Parallel Summation in Java

14 Mar 2014

Summation is the common operation of adding a sequence of numbers together, resulting in their total. The trivial implementation is to iterate over the full collection of numbers, keeping a running total as you progress. For small sequences, a single threaded implementation will suffice, however, when the size increases use of other available CPU cores helps provide necessary speed optimisations. As addition is an associative operation it makes no difference to the end result in which order we process the collection, this behavior works well for are implementation design. Below is an example implementation which splits the summation of a sequence of numbers into (close to) equal collections, each being processed in parallel within their own thread.

public class Summation extends Thread {

    private int[] arr;

    private int low, high, partial;

    public Summation(int[] arr, int low, int high)
    {
        this.arr = arr;
        this.low = low;
        this.high = Math.min(high, arr.length);
    }

    public int getPartialSum()
    {
        return partial;
    }

    public void run()
    {
        partial = sum(arr, low, high);
    }

    public static int sum(int[] arr)
    {
        return sum(arr, 0, arr.length);
    }

    public static int sum(int[] arr, int low, int high)
    {
        int total = 0;

        for (int i = low; i < high; i++) {
            total += arr[i];
        }

        return total;
    }

    public static int parallelSum(int[] arr)
    {
        return parallelSum(arr, Runtime.getRuntime().availableProcessors());
    }

    public static int parallelSum(int[] arr, int threads)
    {
        int size = (int) Math.ceil(arr.length * 1.0 / threads);

        Summation[] sums = new Summation[threads];

        for (int i = 0; i < threads; i++) {
            sums[i] = new Summation(arr, i * size, (i + 1) * size);
            sums[i].start();
        }

        try {
            for (Summation sum : sums) {
                sum.join();
            }
        } catch (InterruptedException e) { }

        int total = 0;

        for (Summation sum : sums) {
            total += sum.getPartialSum();
        }

        return total;
    }

}

Looking at the implementation above you will notice that I have taken advantage of static functionality to combine both the sum and thread instances required to complete the task. Calling ‘parallelSum’ with a single argument (being the specified array), the system is queried on how many available processing cores are present. We then create ‘Summation’ instances that are supplied with the low and high range of indexes within the subject array they are required to process. These are then started and subsequently joined into the main thread for the final round of partial sum addition to complete the process.

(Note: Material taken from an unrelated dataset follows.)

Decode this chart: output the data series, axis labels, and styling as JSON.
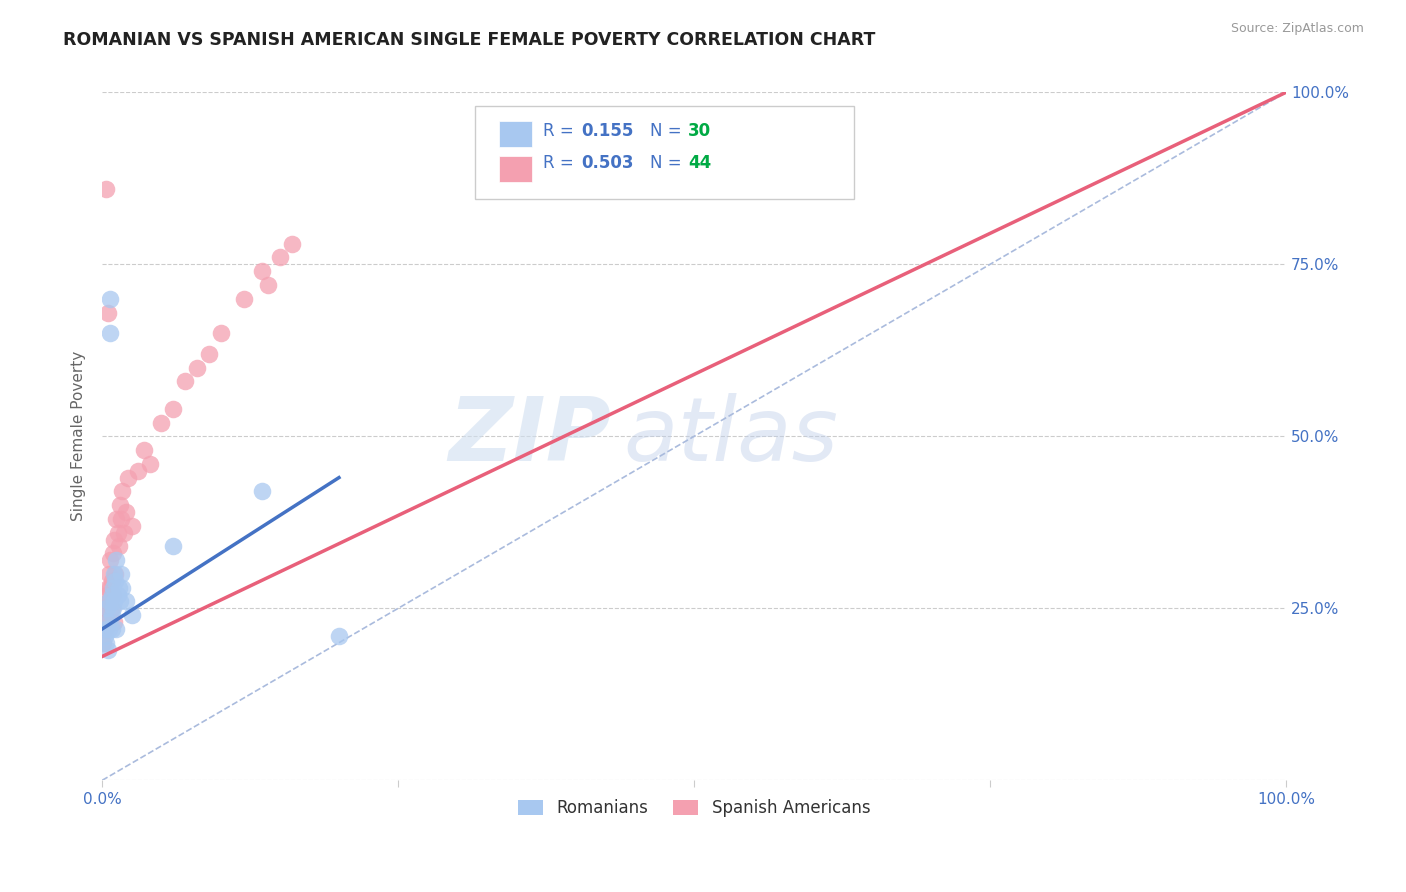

So as to see the benefits of parallelising such an operation, an example benchmark has been provided below. The implementation is provided in this case with 100,000,000 random integers between 1 and 100, and timed on its performance to run as both a single and parallel operation.

import java.util.Random;

public static void main(String[] args)
{
    Random rand = new Random();

    int[] arr = new int[100000000];

    for (int i = 0; i < arr.length; i++) {
        arr[i] = rand.nextInt(101) + 1; // 1..100
    }

    long start = System.currentTimeMillis();

    Summation.sum(arr);

    System.out.println("Single: " + (System.currentTimeMillis() - start)); // Single: 44

    start = System.currentTimeMillis();

    Summation.parallelSum(arr);

    System.out.println("Parallel: " + (System.currentTimeMillis() - start)); // Parallel: 25
}

Looking at the results above, you will see that using the parallelised approach provides us with noticeable speed gains. An interesting observation I made when running the benchmark was that the speed increases after splitting the subject operation into 2 threads did not significantly alter the time taken.